Project description:Toxin-antitoxin (TA) systems play key roles in bacterial persistence, biofilm formation and stress responses. The MazF toxin from the Escherichia coli mazEF TA system is a sequence- and single-strand-specific endoribonuclease, and many studies have led to the proposal that MazF family members exclusively target mRNA. However, recent data indicate some MazF toxins can cleave specific sites within rRNA in concert with mRNA. In this report, we identified the repertoire of RNAs cleaved by Mycobacterium tuberculosis toxin MazF-mt9 using an RNA-seq-based approach. This analysis revealed that two tRNAs were the principal targets of MazF-mt9, and each was cleaved at a single site in either the tRNA(Pro14) D-loop or within the tRNA(Lys43) anticodon. This highly selective target discrimination occurs through recognition of not only sequence but also structural determinants. Thus, MazF-mt9 represents the only MazF family member known to target tRNA and to require RNA structure for recognition and cleavage. Interestingly, the tRNase activity of MazF-mt9 mirrors basic features of eukaryotic tRNases that also generate stable tRNA-derived fragments that can inhibit translation in response to stress. Our data also suggest a role for tRNA distinct from its canonical adapter function in translation, as cleavage of tRNAs by MazF-mt9 downregulates bacterial growth.
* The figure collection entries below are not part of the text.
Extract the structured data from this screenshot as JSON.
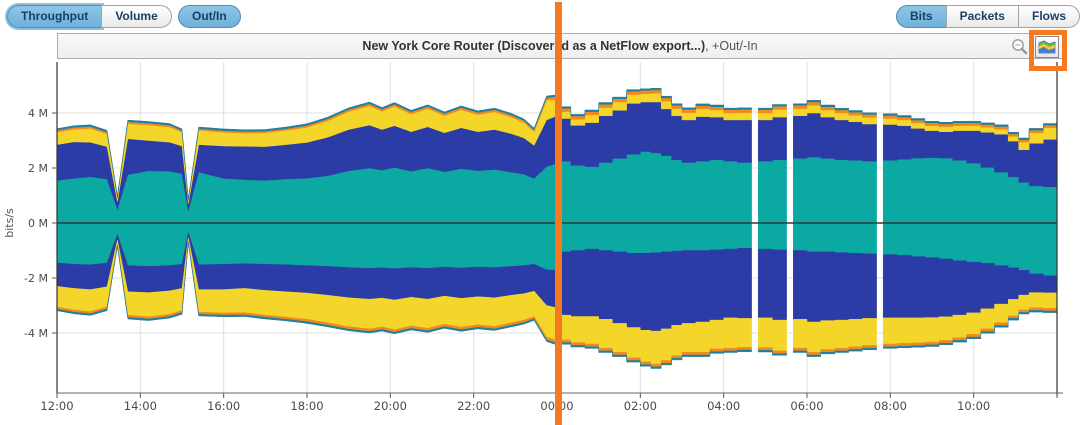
{
  "toolbar": {
    "left": [
      {
        "label": "Throughput",
        "selected": true
      },
      {
        "label": "Volume",
        "selected": false
      }
    ],
    "out_in_label": "Out/In",
    "right": [
      {
        "label": "Bits",
        "selected": true
      },
      {
        "label": "Packets",
        "selected": false
      },
      {
        "label": "Flows",
        "selected": false
      }
    ]
  },
  "chart_header": {
    "title": "New York Core Router (Discovered as a NetFlow export...)",
    "suffix": ", +Out/-In",
    "icons": [
      "zoom-out-icon",
      "area-chart-style-icon"
    ]
  },
  "annotations": {
    "highlight_color": "#f4791f",
    "marker_color": "#f4791f",
    "marker_time_label": "00:00"
  },
  "chart_data": {
    "type": "stacked-area-bidirectional",
    "title": "New York Core Router (Discovered as a NetFlow export...), +Out/-In",
    "ylabel": "bits/s",
    "value_unit": "Mbit/s (values are millions of bits per second; positive = Out, negative = In)",
    "xrange_hours": 24,
    "ylim_m": [
      -6.2,
      5.85
    ],
    "grid": true,
    "legend": "none",
    "yticks": [
      {
        "v": 4,
        "label": "4 M"
      },
      {
        "v": 2,
        "label": "2 M"
      },
      {
        "v": 0,
        "label": "0 M"
      },
      {
        "v": -2,
        "label": "-2 M"
      },
      {
        "v": -4,
        "label": "-4 M"
      }
    ],
    "xticks": [
      {
        "t": 0,
        "label": "12:00"
      },
      {
        "t": 2,
        "label": "14:00"
      },
      {
        "t": 4,
        "label": "16:00"
      },
      {
        "t": 6,
        "label": "18:00"
      },
      {
        "t": 8,
        "label": "20:00"
      },
      {
        "t": 10,
        "label": "22:00"
      },
      {
        "t": 12,
        "label": "00:00"
      },
      {
        "t": 14,
        "label": "02:00"
      },
      {
        "t": 16,
        "label": "04:00"
      },
      {
        "t": 18,
        "label": "06:00"
      },
      {
        "t": 20,
        "label": "08:00"
      },
      {
        "t": 22,
        "label": "10:00"
      }
    ],
    "series": [
      {
        "name": "series-teal",
        "color": "#0ca8a2"
      },
      {
        "name": "series-blue",
        "color": "#2c3ca6"
      },
      {
        "name": "series-yellow",
        "color": "#f4d62b"
      },
      {
        "name": "series-orange",
        "color": "#f18a1e"
      },
      {
        "name": "series-cap",
        "color": "#1f7fa0"
      }
    ],
    "cap_value": 0.06,
    "step_from_hour": 12,
    "step_width_hours": 0.34,
    "marker_hour": 12.03,
    "colors": {
      "grid": "#e0e0e0",
      "axis": "#555555",
      "zero_line": "#2b3d3d",
      "border": "#333333",
      "tick_text": "#4a4a4a"
    },
    "samples": [
      [
        0.0,
        [
          1.55,
          1.3,
          0.45,
          0.07
        ],
        [
          1.45,
          0.85,
          0.75,
          0.08
        ]
      ],
      [
        0.4,
        [
          1.62,
          1.33,
          0.46,
          0.07
        ],
        [
          1.5,
          0.88,
          0.78,
          0.08
        ]
      ],
      [
        0.8,
        [
          1.68,
          1.26,
          0.5,
          0.07
        ],
        [
          1.52,
          0.9,
          0.8,
          0.08
        ]
      ],
      [
        1.2,
        [
          1.6,
          1.18,
          0.46,
          0.07
        ],
        [
          1.46,
          0.86,
          0.73,
          0.08
        ]
      ],
      [
        1.45,
        [
          0.5,
          0.28,
          0.12,
          0.04
        ],
        [
          0.42,
          0.2,
          0.15,
          0.04
        ]
      ],
      [
        1.7,
        [
          1.76,
          1.3,
          0.55,
          0.07
        ],
        [
          1.55,
          0.95,
          0.85,
          0.08
        ]
      ],
      [
        2.2,
        [
          1.9,
          1.1,
          0.56,
          0.07
        ],
        [
          1.58,
          0.95,
          0.88,
          0.08
        ]
      ],
      [
        2.7,
        [
          1.88,
          1.06,
          0.55,
          0.07
        ],
        [
          1.55,
          0.92,
          0.85,
          0.08
        ]
      ],
      [
        3.0,
        [
          1.8,
          1.0,
          0.5,
          0.06
        ],
        [
          1.5,
          0.88,
          0.8,
          0.08
        ]
      ],
      [
        3.15,
        [
          0.45,
          0.25,
          0.1,
          0.04
        ],
        [
          0.35,
          0.18,
          0.12,
          0.04
        ]
      ],
      [
        3.4,
        [
          1.85,
          1.0,
          0.52,
          0.06
        ],
        [
          1.52,
          0.9,
          0.82,
          0.08
        ]
      ],
      [
        4.0,
        [
          1.62,
          1.18,
          0.5,
          0.06
        ],
        [
          1.5,
          0.92,
          0.85,
          0.08
        ]
      ],
      [
        4.5,
        [
          1.58,
          1.21,
          0.48,
          0.06
        ],
        [
          1.48,
          0.9,
          0.88,
          0.08
        ]
      ],
      [
        5.0,
        [
          1.55,
          1.23,
          0.5,
          0.06
        ],
        [
          1.5,
          0.95,
          0.9,
          0.08
        ]
      ],
      [
        5.5,
        [
          1.6,
          1.25,
          0.52,
          0.06
        ],
        [
          1.52,
          0.98,
          0.92,
          0.08
        ]
      ],
      [
        6.0,
        [
          1.63,
          1.3,
          0.55,
          0.07
        ],
        [
          1.55,
          1.0,
          0.95,
          0.09
        ]
      ],
      [
        6.5,
        [
          1.72,
          1.4,
          0.6,
          0.07
        ],
        [
          1.58,
          1.05,
          1.0,
          0.09
        ]
      ],
      [
        7.0,
        [
          1.9,
          1.5,
          0.65,
          0.08
        ],
        [
          1.62,
          1.1,
          1.05,
          0.09
        ]
      ],
      [
        7.5,
        [
          2.0,
          1.56,
          0.7,
          0.08
        ],
        [
          1.65,
          1.12,
          1.08,
          0.09
        ]
      ],
      [
        7.8,
        [
          1.92,
          1.48,
          0.66,
          0.08
        ],
        [
          1.63,
          1.1,
          1.05,
          0.09
        ]
      ],
      [
        8.1,
        [
          2.02,
          1.52,
          0.7,
          0.08
        ],
        [
          1.66,
          1.14,
          1.08,
          0.09
        ]
      ],
      [
        8.5,
        [
          1.88,
          1.44,
          0.64,
          0.08
        ],
        [
          1.62,
          1.08,
          1.04,
          0.09
        ]
      ],
      [
        8.9,
        [
          2.0,
          1.5,
          0.66,
          0.08
        ],
        [
          1.65,
          1.12,
          1.06,
          0.09
        ]
      ],
      [
        9.3,
        [
          1.86,
          1.42,
          0.62,
          0.08
        ],
        [
          1.6,
          1.06,
          1.02,
          0.09
        ]
      ],
      [
        9.7,
        [
          1.98,
          1.48,
          0.66,
          0.08
        ],
        [
          1.64,
          1.1,
          1.05,
          0.09
        ]
      ],
      [
        10.1,
        [
          1.9,
          1.42,
          0.62,
          0.08
        ],
        [
          1.6,
          1.08,
          1.02,
          0.09
        ]
      ],
      [
        10.5,
        [
          1.95,
          1.45,
          0.64,
          0.08
        ],
        [
          1.62,
          1.1,
          1.04,
          0.09
        ]
      ],
      [
        10.9,
        [
          1.85,
          1.4,
          0.6,
          0.08
        ],
        [
          1.58,
          1.05,
          1.0,
          0.09
        ]
      ],
      [
        11.2,
        [
          1.78,
          1.32,
          0.56,
          0.07
        ],
        [
          1.55,
          1.02,
          0.96,
          0.09
        ]
      ],
      [
        11.45,
        [
          1.62,
          1.2,
          0.5,
          0.07
        ],
        [
          1.5,
          0.98,
          0.92,
          0.08
        ]
      ],
      [
        11.75,
        [
          2.05,
          1.7,
          0.72,
          0.09
        ],
        [
          1.7,
          1.3,
          1.15,
          0.1
        ]
      ],
      [
        11.95,
        [
          2.15,
          1.72,
          0.62,
          0.1
        ],
        [
          1.72,
          1.35,
          1.18,
          0.1
        ]
      ],
      [
        12.0,
        [
          2.25,
          1.55,
          0.25,
          0.12
        ],
        [
          1.05,
          2.3,
          0.9,
          0.1
        ]
      ],
      [
        12.33,
        [
          2.1,
          1.45,
          0.22,
          0.12
        ],
        [
          1.0,
          2.4,
          0.95,
          0.1
        ]
      ],
      [
        12.67,
        [
          2.05,
          1.6,
          0.28,
          0.12
        ],
        [
          0.95,
          2.45,
          1.0,
          0.1
        ]
      ],
      [
        13.0,
        [
          2.2,
          1.7,
          0.3,
          0.12
        ],
        [
          1.0,
          2.5,
          1.05,
          0.1
        ]
      ],
      [
        13.33,
        [
          2.35,
          1.75,
          0.3,
          0.12
        ],
        [
          1.05,
          2.6,
          1.05,
          0.1
        ]
      ],
      [
        13.67,
        [
          2.5,
          1.85,
          0.32,
          0.12
        ],
        [
          1.1,
          2.7,
          1.1,
          0.1
        ]
      ],
      [
        14.0,
        [
          2.6,
          1.8,
          0.3,
          0.12
        ],
        [
          1.1,
          2.8,
          1.15,
          0.1
        ]
      ],
      [
        14.25,
        [
          2.55,
          1.85,
          0.32,
          0.12
        ],
        [
          1.08,
          2.85,
          1.2,
          0.1
        ]
      ],
      [
        14.5,
        [
          2.45,
          1.7,
          0.28,
          0.12
        ],
        [
          1.05,
          2.8,
          1.15,
          0.1
        ]
      ],
      [
        14.75,
        [
          2.3,
          1.6,
          0.26,
          0.12
        ],
        [
          1.02,
          2.7,
          1.1,
          0.1
        ]
      ],
      [
        15.0,
        [
          2.2,
          1.55,
          0.26,
          0.12
        ],
        [
          1.0,
          2.65,
          1.05,
          0.1
        ]
      ],
      [
        15.33,
        [
          2.25,
          1.62,
          0.28,
          0.12
        ],
        [
          1.0,
          2.6,
          1.1,
          0.1
        ]
      ],
      [
        15.67,
        [
          2.3,
          1.55,
          0.26,
          0.12
        ],
        [
          0.98,
          2.55,
          1.05,
          0.1
        ]
      ],
      [
        16.0,
        [
          2.25,
          1.5,
          0.25,
          0.12
        ],
        [
          0.95,
          2.5,
          1.1,
          0.1
        ]
      ],
      [
        16.33,
        [
          2.2,
          1.55,
          0.26,
          0.12
        ],
        [
          0.92,
          2.55,
          1.05,
          0.1
        ]
      ],
      [
        16.58,
        null,
        null
      ],
      [
        16.83,
        [
          2.25,
          1.5,
          0.25,
          0.12
        ],
        [
          0.95,
          2.5,
          1.08,
          0.1
        ]
      ],
      [
        17.17,
        [
          2.3,
          1.55,
          0.28,
          0.12
        ],
        [
          0.98,
          2.55,
          1.12,
          0.1
        ]
      ],
      [
        17.42,
        null,
        null
      ],
      [
        17.67,
        [
          2.35,
          1.55,
          0.26,
          0.12
        ],
        [
          1.0,
          2.5,
          1.05,
          0.1
        ]
      ],
      [
        18.0,
        [
          2.4,
          1.6,
          0.28,
          0.12
        ],
        [
          1.05,
          2.55,
          1.1,
          0.1
        ]
      ],
      [
        18.33,
        [
          2.35,
          1.5,
          0.26,
          0.12
        ],
        [
          1.05,
          2.5,
          1.05,
          0.1
        ]
      ],
      [
        18.67,
        [
          2.3,
          1.45,
          0.25,
          0.11
        ],
        [
          1.08,
          2.45,
          1.02,
          0.1
        ]
      ],
      [
        19.0,
        [
          2.28,
          1.4,
          0.24,
          0.11
        ],
        [
          1.1,
          2.4,
          1.0,
          0.1
        ]
      ],
      [
        19.33,
        [
          2.25,
          1.35,
          0.24,
          0.11
        ],
        [
          1.12,
          2.35,
          0.98,
          0.1
        ]
      ],
      [
        19.58,
        null,
        null
      ],
      [
        19.83,
        [
          2.28,
          1.3,
          0.22,
          0.11
        ],
        [
          1.15,
          2.3,
          0.95,
          0.1
        ]
      ],
      [
        20.17,
        [
          2.32,
          1.22,
          0.21,
          0.1
        ],
        [
          1.18,
          2.27,
          0.93,
          0.1
        ]
      ],
      [
        20.5,
        [
          2.36,
          1.08,
          0.2,
          0.1
        ],
        [
          1.22,
          2.23,
          0.91,
          0.1
        ]
      ],
      [
        20.83,
        [
          2.38,
          0.98,
          0.18,
          0.1
        ],
        [
          1.26,
          2.18,
          0.89,
          0.1
        ]
      ],
      [
        21.17,
        [
          2.36,
          0.96,
          0.18,
          0.1
        ],
        [
          1.31,
          2.1,
          0.86,
          0.1
        ]
      ],
      [
        21.5,
        [
          2.28,
          1.08,
          0.18,
          0.1
        ],
        [
          1.37,
          1.98,
          0.82,
          0.1
        ]
      ],
      [
        21.83,
        [
          2.18,
          1.18,
          0.18,
          0.1
        ],
        [
          1.42,
          1.85,
          0.78,
          0.1
        ]
      ],
      [
        22.17,
        [
          2.02,
          1.28,
          0.18,
          0.1
        ],
        [
          1.47,
          1.65,
          0.73,
          0.1
        ]
      ],
      [
        22.5,
        [
          1.85,
          1.38,
          0.18,
          0.1
        ],
        [
          1.55,
          1.4,
          0.68,
          0.1
        ]
      ],
      [
        22.83,
        [
          1.68,
          1.3,
          0.17,
          0.09
        ],
        [
          1.63,
          1.15,
          0.6,
          0.09
        ]
      ],
      [
        23.08,
        [
          1.48,
          1.18,
          0.28,
          0.09
        ],
        [
          1.72,
          0.9,
          0.54,
          0.09
        ]
      ],
      [
        23.33,
        [
          1.35,
          1.55,
          0.38,
          0.1
        ],
        [
          1.85,
          0.68,
          0.55,
          0.1
        ]
      ],
      [
        23.67,
        [
          1.32,
          1.72,
          0.42,
          0.1
        ],
        [
          1.92,
          0.62,
          0.56,
          0.1
        ]
      ]
    ]
  }
}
Project description:Toxin-antitoxin systems are ubiquitous in prokaryotic and archaeal genomes and regulate growth in response to stress. Escherichia coli contains at least 36 putative toxin-antitoxin gene pairs, and some pathogens such as Mycobacterium tuberculosis have over 90 toxin-antitoxin operons. E. coli MazF cleaves free mRNA after encountering stress, and nine M. tuberculosis MazF family members cleave mRNA, tRNA, or rRNA. Moreover, M. tuberculosis MazF-mt6 cleaves 23S rRNA Helix 70 to inhibit protein synthesis. The overall tertiary folds of these MazFs are predicted to be similar, and therefore, it is unclear how they recognize structurally distinct RNAs. Here we report the 2.7-Å X-ray crystal structure of MazF-mt6. MazF-mt6 adopts a PemK-like fold but lacks an elongated β1-β2 linker, a region that typically acts as a gate to direct RNA or antitoxin binding. In the absence of an elongated β1-β2 linker, MazF-mt6 is unable to transition between open and closed states, suggesting that the regulation of RNA or antitoxin selection may be distinct from other canonical MazFs. Additionally, a shortened β1-β2 linker allows for the formation of a deep, solvent-accessible, active-site pocket, which may allow recognition of specific, structured RNAs like Helix 70. Structure-based mutagenesis and bacterial growth assays demonstrate that MazF-mt6 residues Asp-10, Arg-13, and Thr-36 are critical for RNase activity and likely catalyze the proton-relay mechanism for RNA cleavage. These results provide further critical insights into how MazF secondary structural elements adapt to recognize diverse RNA substrates.